At this week’s Black Hat security conference, Apple’s head of security engineering and architecture, Ivan Krstic, announced that the company will begin offering cash bounties of up to $200,000 to security researchers who discover vulnerabilities in the company’s products, TechCrunch reports. While companies such as Google and Microsoft have long offered similar programs to encourage hackers to find and disclose vulnerabilities, Apple has traditionally remained a holdout, despite the strong emphasis that the company places on security — particularly in an era when solutions like Apple Pay, HomeKit, and HealthKit are storing more and more crucial data on user’s iOS devices and in Apple’s cloud.

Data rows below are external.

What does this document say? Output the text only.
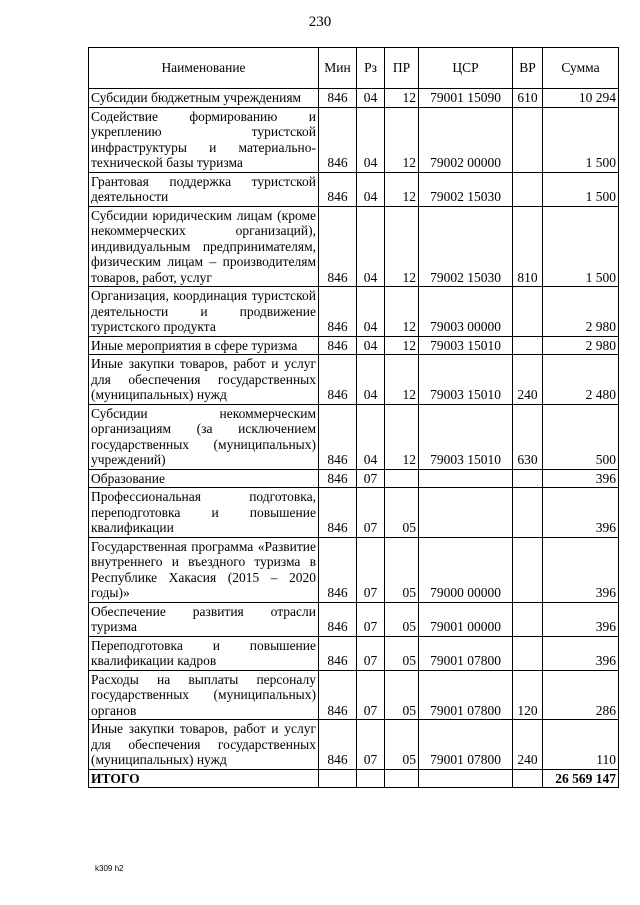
230
Наименование	Мин	Рз	ПР	ЦСР	ВР	Сумма
Субсидии бюджетным учреждениям	846	04	12	79001 15090	610	10 294
Содействие формированию и укреплению туристской инфраструктуры и материально-технической базы туризма	846	04	12	79002 00000		1 500
Грантовая поддержка туристской деятельности	846	04	12	79002 15030		1 500
Субсидии юридическим лицам (кроме некоммерческих организаций), индивидуальным предпринимателям, физическим лицам – производителям товаров, работ, услуг	846	04	12	79002 15030	810	1 500
Организация, координация туристской деятельности и продвижение туристского продукта	846	04	12	79003 00000		2 980
Иные мероприятия в сфере туризма	846	04	12	79003 15010		2 980
Иные закупки товаров, работ и услуг для обеспечения государственных (муниципальных) нужд	846	04	12	79003 15010	240	2 480
Субсидии некоммерческим организациям (за исключением государственных (муниципальных) учреждений)	846	04	12	79003 15010	630	500
Образование	846	07				396
Профессиональная подготовка, переподготовка и повышение квалификации	846	07	05			396
Государственная программа «Развитие внутреннего и въездного туризма в Республике Хакасия (2015 – 2020 годы)»	846	07	05	79000 00000		396
Обеспечение развития отрасли туризма	846	07	05	79001 00000		396
Переподготовка и повышение квалификации кадров	846	07	05	79001 07800		396
Расходы на выплаты персоналу государственных (муниципальных) органов	846	07	05	79001 07800	120	286
Иные закупки товаров, работ и услуг для обеспечения государственных (муниципальных) нужд	846	07	05	79001 07800	240	110
ИТОГО						26 569 147
k309 h2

Yesterday’s announcement by Krstic represents another step in Apple’s efforts to try and cast off some of the opacity that’s traditionally surrounded its security architecture, a move also largely telegraphed by the opening of the iOS 10 kernel to scrutiny by security researchers (although Apple’s official response was that this was done for performance reasons). This new approach not only makes Apple more transparent, but allows a large community of hackers, researchers, and cryptographers to help Apple improve its security. Even Krstic’s presence at Black Hat as a presenter, where he discussed security aspects of features like HomeKit, Auto Unlock, and iCloud Keychain, was a somewhat unprecedented step for Apple, which in the past has generally only sent representatives to these conferences as attendees.
Apple is unlikely to ever pay a high enough bounty to win over any hackers who are only interested in the payout — governments and black markets will pay considerably more, as evidenced by the $1.3 million that the FBI paid to break into the San Bernardino terrorist’s iPhone — but it will provide significant enough incentive to those who are interested in helping Apple improve the security of its products.